DO DESEJO
paletas mexicanas, kintsugi e o último livro da Schweblin: um balanço de perdas e ganhos
I.
“Não, eu não quero esse picolé”, a criança se debatendo aos prantos, lágrimas sinceras, faltavam não mais do que cinco minutos para chegarmos à casa da avó. “Mas é o mesmo picolé, meu amor, ele só quebrou, toma aqui da minha mão”, tentei, ainda calma, inutilmente, “não não não não, eu não quero, quebrou mamãe, quebrou, quebrou”, seguiu embebido num sentimento real de perda ou maculação do objeto desejado, uma paleta mexicana de morango com recheio mole de sorvete ao leite. Mas já não tinha passado essa onda de paleta mexicana, como é que encontramos esse revival na quitanda do Seu Tomate em Bonfim Paulista? Minha mão melada e congelada pelos restos de picolé que se desintegravam na palma esquerda, a mão direita tentando acariciar sua fronte para acalmá-lo surtia o efeito inverso, intensificava as lágrimas, agora aos berros sacudia a cabeça de um lado ao outro. “Quero outro picolé mamãe, quero um picolé inteiro mamãe, inteiro, por favor, um picolé inteiro, tem em casa?” O problema talvez seja justamente a ruptura da paleta mexicana em duas derradeiras partes, já no finalzinho com aquele recheio mole branco grudando em tudo, inclusive na roupa dele e em meus cabelos. “Sim meu amor, em casa tem outro picolé, um picolé inteiro”, nisso a avó solta uma gargalhada gostosa enquanto dirige e eu tento segurar a minha, porque é cômico e também não é, a dor é real, perder essa paleta justo no final, perder o gosto daquela última mordida.

“Quero agora mamãe”. “Eu sei meu amor, já estamos chegando, você não quer lamber esse aqui, é o mesmo sorvete?” “Não, mamãe, esse tá quebrado, eu quero um inteiro mamãe”, segue chorando e eu respondo “Tá bom meu amor, então a mamãe vai jogar esse pela janela porque está derretendo e sujando tudo, tá bom?” “Não, mamãe!

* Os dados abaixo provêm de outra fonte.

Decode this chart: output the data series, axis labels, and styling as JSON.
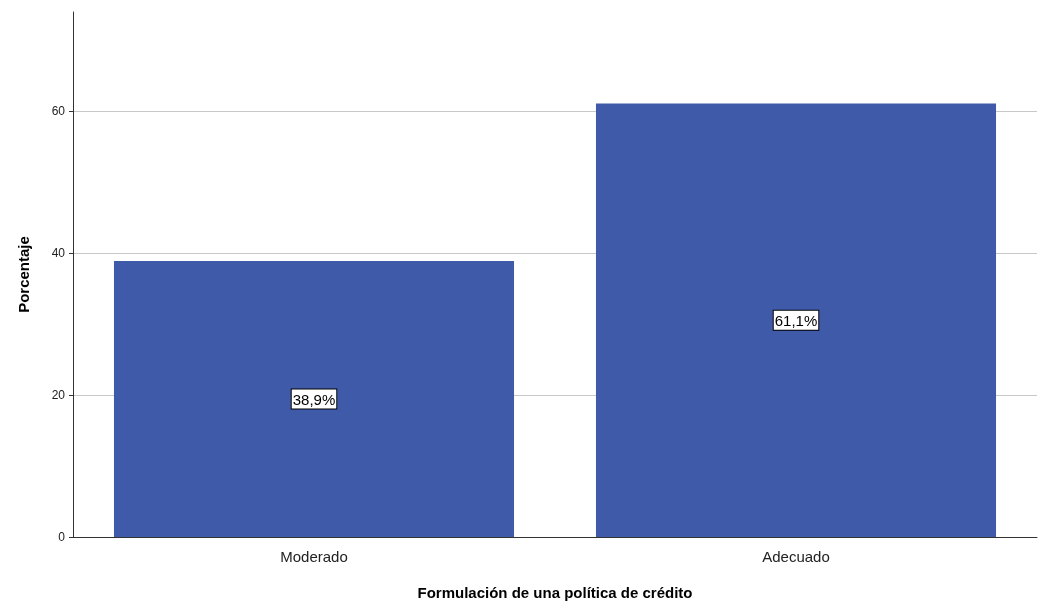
{
  "chart_data": {
    "type": "bar",
    "xlabel": "Formulación de una política de crédito",
    "ylabel": "Porcentaje",
    "categories": [
      "Moderado",
      "Adecuado"
    ],
    "values": [
      38.9,
      61.1
    ],
    "value_labels": [
      "38,9%",
      "61,1%"
    ],
    "color": "#3f5aa8",
    "ylim": [
      0,
      74
    ],
    "yticks": [
      0,
      20,
      40,
      60
    ],
    "grid": "y"
  }
}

Não, mamãe!” o choro agora vai tomando uma desproporção porque o não é um grito. “Guarda, mamãe, você pode guardar na minha mochila, mamãe?” sorte que a mochila ficara em casa, pois inicialmente só estávamos pegando uma carona até o parquinho, mas ele decidiu que queria passear com a vovó e cantar ABBA no carro e assim fomos parar na quitanda Seu Tomate em Bonfim Paulista. Alguns segundos antes do picolé quebrar (já estava quase acabando, de toda forma), passamos diante de um quadro estranhíssimo dentro de uma loja, parecia algo antigo, ilustrava uma mamãe-noela um pouco sensual alimentando um pinguim com peixes, segurava uma cesta cheia de peixes, consegui bater uma foto, perplexa com essa imagem natalina fora de época, numa terra de calor escaldante. Se acreditasse em sinais, diria que a mamãe-noela estava no fundo avisando que algo estava por ruir.
Mesmo em desalento, afundado nas lágrimas, mesmo ferido pela perda da integridade da paleta, mesmo com ódio, ele continuava educado pedindo para guardar os restos de sorvete na mochila, por favor. Segurei os restos da paleta em minha palma esquerda pelos restantes cinco minutos de carro, detendo a risada e sentindo uma ternura imensa por seu desejo em guardar o que ele não queria mais comer – pois estava quebrado – mas também não queria descartar pela janela como algo sem valor. Quantas vezes não sentimos a mesma dor e frustração ao observar que algo que amamos se quebra, se consome, derrete diante dos nossos olhos? É a mesma coisa, mas já não é, está quebrada, derretida, cindida em duas partes e nem tudo é possível de se remendar usando a arte japonesa kintsugi. Às vezes as coisas se quebram e sobram mesmo só os palitos vazios e melados. Não é sempre que me sinto coberta de paciência diante das frustrações do meu filho, não é fácil contemporizar, mas há momentos em que enxergo nele toda a humanidade do mundo. Aquele revival de paleta mexicana no lugar de todas as dores e frustrações das coisas findas, lascas de desejos quebrantáveis diante dos nossos olhos e hoje é uma paleta mexicana e amanhã será outro objeto, depois outro. Nunca paramos de perder – diante dos nossos olhos – as coisas que amamos ou que simplesmente desejamos, salivantes, as papilas ouriçadas, elas ruem. Então, como não levar a sério esse choro? Como minimizar uma dor que está fadada a se repetir tantas outras vezes? Tento acolher como se estivesse ajudando a colocar uma forminha ao redor da perda, para que ela não fique sem contorno e quando houver outra pontada, outra ruptura, outra dor, ele se lembre da minha mão melada segurando a ex-paleta mexicana de morango e leite entre meus dedos, esperando chegar no lugar certo para descartá-la. “Não pode jogar pela janela, mamãe, tem que jogar no lixo”. Ouvir do filho aquilo que a gente ensina e perceber que não podemos mais cometer certas contravenções. Mas o choro não terminou por aí, não terminou porque houve um descompasso entre minha tolerância em suportar a mão melada e congelada e o desejo dele de se despedir do que havia sobrado daquela paleta, ou seja, o palito.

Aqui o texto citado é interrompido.